交通事故に遭った場合、いわゆる逸失利益(本来得られるべきであるにもかかわらず、交通事故により得られなかった利益)として、本来得られるべき収入について、損害賠償請求をすることができます。
もっとも、交通事故後の収入について、必ずしも全額を請求することができるわけではなく、後遺症がある場合には、症状固定後の逸失利益について、後遺症の程度に応じた労働能力喪失率の割合を乗じて、損害賠償請求することになります。
今回は、3級3号の高次脳機能障害等併合2級の後遺障害を残した事件において、労働能力喪失率95%を認めた下記裁判例を紹介します(大阪地方裁判所平成17年(ワ)第3978号)。
本件は、原告が原動付自転車(以下「原告車」という。)を運転し、被告は普通自動車(以下「被告車」という。)を運転していたが、被告が道路外に出るため左折したときに、原告車と衝突し原告が転倒して意識不明の重体となった事案である(原告は事故後3週間後に意識が回復した。
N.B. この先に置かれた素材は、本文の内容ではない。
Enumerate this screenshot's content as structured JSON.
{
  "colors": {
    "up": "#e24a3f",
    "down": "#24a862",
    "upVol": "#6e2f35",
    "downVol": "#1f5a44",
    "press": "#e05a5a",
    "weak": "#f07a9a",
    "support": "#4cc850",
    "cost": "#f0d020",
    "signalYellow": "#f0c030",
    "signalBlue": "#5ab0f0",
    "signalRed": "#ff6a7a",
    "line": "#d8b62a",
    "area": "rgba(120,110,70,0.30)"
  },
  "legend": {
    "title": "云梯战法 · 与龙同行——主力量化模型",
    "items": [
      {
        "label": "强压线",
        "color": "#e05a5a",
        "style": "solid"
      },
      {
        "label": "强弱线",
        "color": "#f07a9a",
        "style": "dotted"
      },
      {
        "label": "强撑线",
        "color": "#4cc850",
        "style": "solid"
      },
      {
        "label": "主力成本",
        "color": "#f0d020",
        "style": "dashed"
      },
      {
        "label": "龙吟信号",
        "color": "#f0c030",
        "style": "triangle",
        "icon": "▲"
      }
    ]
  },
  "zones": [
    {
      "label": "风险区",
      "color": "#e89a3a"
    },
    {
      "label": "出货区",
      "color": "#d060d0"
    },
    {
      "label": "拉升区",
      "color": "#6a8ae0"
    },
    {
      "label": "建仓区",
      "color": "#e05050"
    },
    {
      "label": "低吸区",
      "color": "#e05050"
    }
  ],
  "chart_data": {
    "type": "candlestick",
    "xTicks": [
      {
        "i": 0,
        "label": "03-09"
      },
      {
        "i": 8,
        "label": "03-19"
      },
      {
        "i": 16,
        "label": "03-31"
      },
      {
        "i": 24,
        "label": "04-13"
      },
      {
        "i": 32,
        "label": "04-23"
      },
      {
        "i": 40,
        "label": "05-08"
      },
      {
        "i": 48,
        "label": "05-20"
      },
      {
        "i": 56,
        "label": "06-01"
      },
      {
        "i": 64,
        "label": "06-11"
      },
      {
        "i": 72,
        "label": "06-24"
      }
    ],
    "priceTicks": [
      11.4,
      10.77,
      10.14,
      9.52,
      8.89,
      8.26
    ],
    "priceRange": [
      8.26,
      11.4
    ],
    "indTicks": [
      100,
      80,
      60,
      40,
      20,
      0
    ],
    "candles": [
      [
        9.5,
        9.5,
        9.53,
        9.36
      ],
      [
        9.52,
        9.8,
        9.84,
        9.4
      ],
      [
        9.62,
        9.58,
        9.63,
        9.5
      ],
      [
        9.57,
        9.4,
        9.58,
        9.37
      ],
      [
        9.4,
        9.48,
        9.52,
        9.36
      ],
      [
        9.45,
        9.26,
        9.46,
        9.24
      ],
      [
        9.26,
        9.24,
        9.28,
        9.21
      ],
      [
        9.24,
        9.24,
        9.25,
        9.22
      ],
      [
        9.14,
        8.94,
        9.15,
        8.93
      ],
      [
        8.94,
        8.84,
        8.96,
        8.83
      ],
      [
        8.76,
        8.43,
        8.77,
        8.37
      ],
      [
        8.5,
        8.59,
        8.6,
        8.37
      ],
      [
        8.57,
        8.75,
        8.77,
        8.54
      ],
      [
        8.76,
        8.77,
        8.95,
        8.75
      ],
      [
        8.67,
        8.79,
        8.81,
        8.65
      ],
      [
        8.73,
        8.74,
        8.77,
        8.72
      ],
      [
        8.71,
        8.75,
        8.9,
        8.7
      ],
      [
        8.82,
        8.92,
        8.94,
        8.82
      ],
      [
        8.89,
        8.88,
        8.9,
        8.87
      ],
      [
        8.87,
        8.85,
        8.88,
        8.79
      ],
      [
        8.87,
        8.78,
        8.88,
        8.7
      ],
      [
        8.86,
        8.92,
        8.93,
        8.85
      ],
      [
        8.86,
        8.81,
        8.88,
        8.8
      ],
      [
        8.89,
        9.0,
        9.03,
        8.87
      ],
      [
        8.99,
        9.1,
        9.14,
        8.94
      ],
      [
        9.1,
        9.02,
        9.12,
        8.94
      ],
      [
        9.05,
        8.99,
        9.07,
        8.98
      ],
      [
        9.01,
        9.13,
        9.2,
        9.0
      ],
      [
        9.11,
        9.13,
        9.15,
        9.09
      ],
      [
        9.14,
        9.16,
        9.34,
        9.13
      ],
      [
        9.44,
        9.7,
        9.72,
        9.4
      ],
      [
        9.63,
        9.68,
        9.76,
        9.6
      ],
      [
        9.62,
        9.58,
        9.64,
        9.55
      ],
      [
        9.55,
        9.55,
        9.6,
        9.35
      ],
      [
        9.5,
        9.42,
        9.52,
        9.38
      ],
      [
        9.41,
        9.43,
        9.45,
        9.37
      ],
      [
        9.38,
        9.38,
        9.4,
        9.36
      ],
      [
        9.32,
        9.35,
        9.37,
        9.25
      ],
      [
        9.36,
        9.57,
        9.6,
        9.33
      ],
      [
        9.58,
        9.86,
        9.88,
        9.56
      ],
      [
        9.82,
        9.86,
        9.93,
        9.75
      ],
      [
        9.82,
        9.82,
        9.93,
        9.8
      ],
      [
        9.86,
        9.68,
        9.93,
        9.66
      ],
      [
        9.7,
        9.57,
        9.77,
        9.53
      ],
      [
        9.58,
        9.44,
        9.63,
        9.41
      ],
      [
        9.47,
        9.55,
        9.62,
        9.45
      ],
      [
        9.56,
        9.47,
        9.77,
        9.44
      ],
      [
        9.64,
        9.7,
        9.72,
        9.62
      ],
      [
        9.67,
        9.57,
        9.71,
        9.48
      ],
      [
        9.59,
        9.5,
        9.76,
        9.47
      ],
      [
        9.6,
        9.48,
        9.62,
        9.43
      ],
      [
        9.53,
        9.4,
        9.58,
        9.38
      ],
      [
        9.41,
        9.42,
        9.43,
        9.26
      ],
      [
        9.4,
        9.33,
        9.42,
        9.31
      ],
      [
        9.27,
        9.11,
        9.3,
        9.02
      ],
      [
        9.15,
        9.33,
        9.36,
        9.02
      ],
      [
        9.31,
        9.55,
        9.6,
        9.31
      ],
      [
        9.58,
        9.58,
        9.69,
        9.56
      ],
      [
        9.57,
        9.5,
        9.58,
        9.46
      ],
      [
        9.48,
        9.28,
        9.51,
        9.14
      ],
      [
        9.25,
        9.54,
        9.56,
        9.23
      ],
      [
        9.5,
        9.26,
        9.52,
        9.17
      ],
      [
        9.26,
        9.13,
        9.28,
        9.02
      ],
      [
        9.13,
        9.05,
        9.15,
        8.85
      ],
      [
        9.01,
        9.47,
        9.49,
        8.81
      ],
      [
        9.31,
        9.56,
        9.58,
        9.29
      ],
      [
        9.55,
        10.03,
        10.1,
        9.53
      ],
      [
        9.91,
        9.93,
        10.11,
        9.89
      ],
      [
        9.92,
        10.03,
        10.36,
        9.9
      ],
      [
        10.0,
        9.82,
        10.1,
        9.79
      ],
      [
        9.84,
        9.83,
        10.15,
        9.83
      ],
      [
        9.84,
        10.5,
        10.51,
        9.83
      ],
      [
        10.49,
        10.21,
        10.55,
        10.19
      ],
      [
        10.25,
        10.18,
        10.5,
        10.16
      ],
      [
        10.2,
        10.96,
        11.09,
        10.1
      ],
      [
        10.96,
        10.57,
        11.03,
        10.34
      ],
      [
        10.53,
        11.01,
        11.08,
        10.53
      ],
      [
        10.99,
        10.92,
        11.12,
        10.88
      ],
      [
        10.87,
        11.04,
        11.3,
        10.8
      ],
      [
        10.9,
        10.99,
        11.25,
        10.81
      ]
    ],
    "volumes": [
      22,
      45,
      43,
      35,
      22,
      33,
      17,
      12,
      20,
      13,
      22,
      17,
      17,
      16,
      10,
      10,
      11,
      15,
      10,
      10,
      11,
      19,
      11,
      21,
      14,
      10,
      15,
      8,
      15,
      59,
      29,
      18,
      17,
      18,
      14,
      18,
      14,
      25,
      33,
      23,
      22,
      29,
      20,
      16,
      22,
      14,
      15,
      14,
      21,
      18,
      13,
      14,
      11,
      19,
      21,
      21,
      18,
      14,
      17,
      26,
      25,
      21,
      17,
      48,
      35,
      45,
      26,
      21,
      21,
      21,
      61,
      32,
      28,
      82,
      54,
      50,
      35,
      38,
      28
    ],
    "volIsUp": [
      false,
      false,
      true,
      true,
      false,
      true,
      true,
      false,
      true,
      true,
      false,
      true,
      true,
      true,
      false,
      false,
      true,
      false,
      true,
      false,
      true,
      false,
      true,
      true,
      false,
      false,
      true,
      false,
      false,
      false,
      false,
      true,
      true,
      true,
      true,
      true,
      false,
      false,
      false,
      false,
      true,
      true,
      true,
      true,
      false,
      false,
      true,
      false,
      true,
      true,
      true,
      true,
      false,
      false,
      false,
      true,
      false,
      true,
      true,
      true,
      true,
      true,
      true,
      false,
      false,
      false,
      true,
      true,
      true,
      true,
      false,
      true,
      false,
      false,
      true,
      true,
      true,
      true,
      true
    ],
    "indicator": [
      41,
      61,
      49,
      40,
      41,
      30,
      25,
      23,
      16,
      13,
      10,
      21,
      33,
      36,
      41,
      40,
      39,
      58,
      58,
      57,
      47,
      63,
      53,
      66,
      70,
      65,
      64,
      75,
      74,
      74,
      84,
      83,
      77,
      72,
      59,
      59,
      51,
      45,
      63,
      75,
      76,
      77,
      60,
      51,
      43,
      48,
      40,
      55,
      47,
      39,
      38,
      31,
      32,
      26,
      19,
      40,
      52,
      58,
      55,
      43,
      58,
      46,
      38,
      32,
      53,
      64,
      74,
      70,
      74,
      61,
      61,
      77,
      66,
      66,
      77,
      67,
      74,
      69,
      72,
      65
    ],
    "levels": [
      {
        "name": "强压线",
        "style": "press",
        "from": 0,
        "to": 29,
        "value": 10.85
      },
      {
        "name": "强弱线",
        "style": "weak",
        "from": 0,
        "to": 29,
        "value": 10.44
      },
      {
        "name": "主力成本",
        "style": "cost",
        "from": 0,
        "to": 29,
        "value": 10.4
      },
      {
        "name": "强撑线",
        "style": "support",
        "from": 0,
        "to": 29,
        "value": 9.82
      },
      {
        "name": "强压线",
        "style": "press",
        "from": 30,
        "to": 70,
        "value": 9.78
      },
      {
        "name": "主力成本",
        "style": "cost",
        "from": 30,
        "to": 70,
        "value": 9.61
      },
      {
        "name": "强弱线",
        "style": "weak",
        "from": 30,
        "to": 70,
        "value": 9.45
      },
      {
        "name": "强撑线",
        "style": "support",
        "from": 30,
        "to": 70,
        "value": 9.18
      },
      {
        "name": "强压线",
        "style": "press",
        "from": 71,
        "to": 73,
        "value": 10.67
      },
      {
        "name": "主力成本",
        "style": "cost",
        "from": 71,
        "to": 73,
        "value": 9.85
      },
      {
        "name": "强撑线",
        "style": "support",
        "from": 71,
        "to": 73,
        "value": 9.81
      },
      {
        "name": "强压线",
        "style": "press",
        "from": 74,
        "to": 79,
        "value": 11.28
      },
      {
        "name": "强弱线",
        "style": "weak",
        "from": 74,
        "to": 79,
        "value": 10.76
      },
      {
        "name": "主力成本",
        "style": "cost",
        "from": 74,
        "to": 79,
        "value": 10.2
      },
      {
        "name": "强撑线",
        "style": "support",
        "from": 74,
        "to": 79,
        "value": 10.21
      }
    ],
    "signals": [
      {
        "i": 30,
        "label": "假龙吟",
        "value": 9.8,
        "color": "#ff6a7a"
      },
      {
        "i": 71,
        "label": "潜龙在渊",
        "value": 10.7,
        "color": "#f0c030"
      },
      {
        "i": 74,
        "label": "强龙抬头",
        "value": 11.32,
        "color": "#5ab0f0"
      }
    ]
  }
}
)。
原告は、意識回復後当初から高次脳機能障害の症状がみられ、事故後2年7カ月後に症状固定したが、原告の症状固定後の状況は、「ストレス耐性が低く、易怒性、飽きっぽさがあり、キレる時には粗暴な言動に及ぶものであり、自分自身では適切な対応ができていない」というものであった。
もっとも、原告は本件事故後コンビニエンスストアで一時期アルバイトをしていたという事情がある。
この点について、大阪地方裁判所は、「原告について就労意欲自体はあり、事故後に働いたコンビニエンスストアの雇用主のように後見的な環境があり、しかも就労内容が、対人的な交渉が少なく随時的・限定的なものであれば、原告がリハビリ等を通じて持続性を獲得できれば一定の収入が得られる可能性がある」旨判示し、原告の症状固定後の労働能力喪失率を95%とした。
本件は、重度の高次脳機能障害が発生した事案であり、労働能力喪失率については、損害賠償請求額に大きく影響する事項であるため、本判決は参考になると思われます。